Question
What does it mean that capacity for different types of work?
Quick Answer
You may have different capacities for creative work analytical work and social interaction.
You may have different capacities for creative work analytical work and social interaction.
Example: A product manager finishes four hours of writing a product strategy document — generative, open-ended work that requires holding ambiguity in mind while synthesizing multiple inputs. She is spent. She cannot write another coherent paragraph. But she sits down and runs a two-hour data analysis on conversion funnels — convergent, detail-oriented work that requires following logical steps to a precise conclusion — and feels engaged, even energized. Afterward, she takes a one-hour call with a client, navigating social dynamics and reading emotional cues. By 5 PM she has done seven hours of high-quality work, not because she had seven hours of generic 'capacity' but because each type of work drew from a separate cognitive pool. Creative was exhausted by noon. Analytical was fresh until 3 PM. Social had barely been touched until 4 PM. She sequenced across pools instead of draining one until it broke.
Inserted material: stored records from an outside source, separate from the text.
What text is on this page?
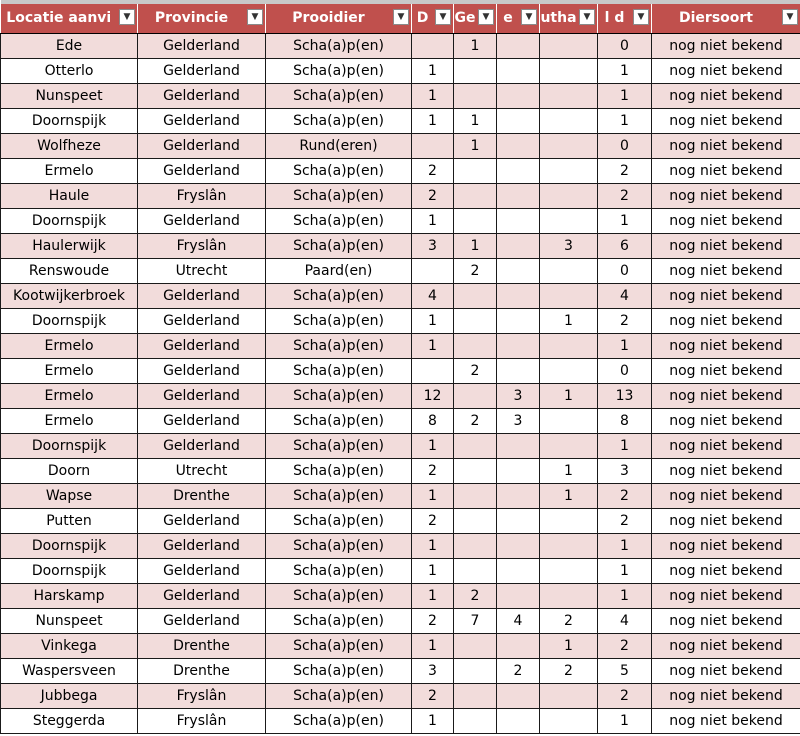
Locatie aanvi ▼	Provincie ▼	Prooidier ▼	D ▼	Ge ▼	e ▼	utha ▼	l d ▼	Diersoort ▼

Ede	Gelderland	Scha(a)p(en)		1			0	nog niet bekend
Otterlo	Gelderland	Scha(a)p(en)	1				1	nog niet bekend
Nunspeet	Gelderland	Scha(a)p(en)	1				1	nog niet bekend
Doornspijk	Gelderland	Scha(a)p(en)	1	1			1	nog niet bekend
Wolfheze	Gelderland	Rund(eren)		1			0	nog niet bekend
Ermelo	Gelderland	Scha(a)p(en)	2				2	nog niet bekend
Haule	Fryslân	Scha(a)p(en)	2				2	nog niet bekend
Doornspijk	Gelderland	Scha(a)p(en)	1				1	nog niet bekend
Haulerwijk	Fryslân	Scha(a)p(en)	3	1		3	6	nog niet bekend
Renswoude	Utrecht	Paard(en)		2			0	nog niet bekend
Kootwijkerbroek	Gelderland	Scha(a)p(en)	4				4	nog niet bekend
Doornspijk	Gelderland	Scha(a)p(en)	1			1	2	nog niet bekend
Ermelo	Gelderland	Scha(a)p(en)	1				1	nog niet bekend
Ermelo	Gelderland	Scha(a)p(en)		2			0	nog niet bekend
Ermelo	Gelderland	Scha(a)p(en)	12		3	1	13	nog niet bekend
Ermelo	Gelderland	Scha(a)p(en)	8	2	3		8	nog niet bekend
Doornspijk	Gelderland	Scha(a)p(en)	1				1	nog niet bekend
Doorn	Utrecht	Scha(a)p(en)	2			1	3	nog niet bekend
Wapse	Drenthe	Scha(a)p(en)	1			1	2	nog niet bekend
Putten	Gelderland	Scha(a)p(en)	2				2	nog niet bekend
Doornspijk	Gelderland	Scha(a)p(en)	1				1	nog niet bekend
Doornspijk	Gelderland	Scha(a)p(en)	1				1	nog niet bekend
Harskamp	Gelderland	Scha(a)p(en)	1	2			1	nog niet bekend
Nunspeet	Gelderland	Scha(a)p(en)	2	7	4	2	4	nog niet bekend
Vinkega	Drenthe	Scha(a)p(en)	1			1	2	nog niet bekend
Waspersveen	Drenthe	Scha(a)p(en)	3		2	2	5	nog niet bekend
Jubbega	Fryslân	Scha(a)p(en)	2				2	nog niet bekend
Steggerda	Fryslân	Scha(a)p(en)	1				1	nog niet bekend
Try this: For one full work week, track every work block of thirty minutes or more. Classify each block into one of four types: creative (generative, open-ended — writing, designing, brainstorming, strategizing), analytical (convergent, detail-oriented — debugging, data analysis, financial review, proofreading), social (interpersonal — meetings, calls, collaboration, difficult conversations), or administrative (logistical — email, scheduling, filing, invoicing). At the end of each day, note the time at which each type became noticeably depleted — the point where quality dropped, resistance spiked, or you started avoiding that type of work. By Friday, you will have a rough capacity map: your daily ceiling for each type and the depletion curve for each pool.